Chicken tenders are a classic comfort food that are made even better when drizzled with a homemade hot honey garlic sauce. Every piece of this recipe is seasoned from the chicken, to the flour and even the egg mixture. By seasoning each portion, you'll create layers of flavor that will make these chicken tenders stand out among the rest. If you are unable to find already cut chicken tenders at the grocery store, you can use chicken breasts cut in half. To ensure even cooking, the tenders should be roughly the same thickness. This can be achieved by pounding the breasts with a meat mallet between two sheets of parchment paper or wax paper.
Hot Honey Chicken Tenders
1 cup canola oil
1 cup all-purpose flour
1/2 teaspoon onion powder
1/2 teaspoon garlic powder
1/2 teaspoon paprika
1/4 teaspoon cayenne pepper
1 pound boneless, skinless chicken tenders (you can also use chicken breasts cut in half)
Kosher salt and freshly ground black pepper, to taste
2 large eggs, beaten
1 tablespoon Sriracha
1/2 cup clover honey
4 cloves garlic, minced
2 tablespoons soy sauce
1 teaspoon red pepper flakes
1 tablespoon cornstarch
1/4 cup water
Heat a medium saucepan over medium high heat, add honey, garlic, red pepper flakes and soy sauce to the pan.
In a small bowl, combine cornstarch and water.
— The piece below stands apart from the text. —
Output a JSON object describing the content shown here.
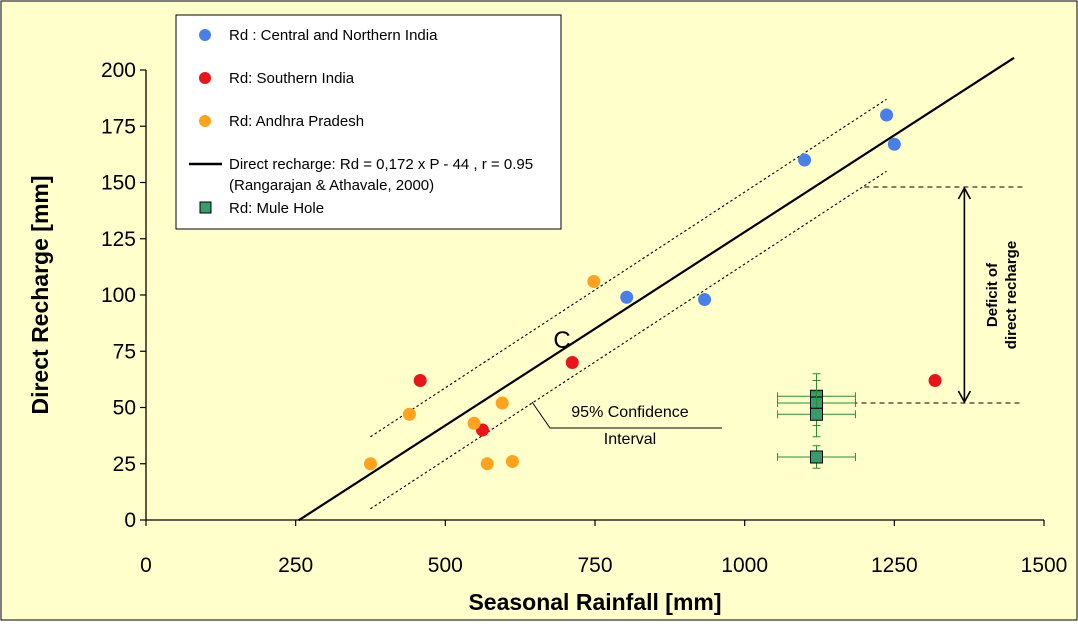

Add the cornstarch mixture to the honey mixture into the saucepan until thickened, about 1-2 minutes. Remove from the heat.
In a large skillet, heat the canola oil over medium high heat.
In a separate bowl, combine flour, onion powder, garlic powder, paprika and cayenne pepper. Season the chicken generously with salt and pepper. In another bowl, beat eggs with Sriracha hot sauce.
Dredge the chicken tenders in flour mixture then dip into eggs and again in the flour mixture. Shake off any excess flour.
Add chicken to the skillet with oil, 2 or 3 at a time, and fry until cooked through and the crust is golden brown, about 3 to 5 minutes per side. Transfer to a plate lined with a paper towel. Serve with hot honey garlic sauce drizzled over top.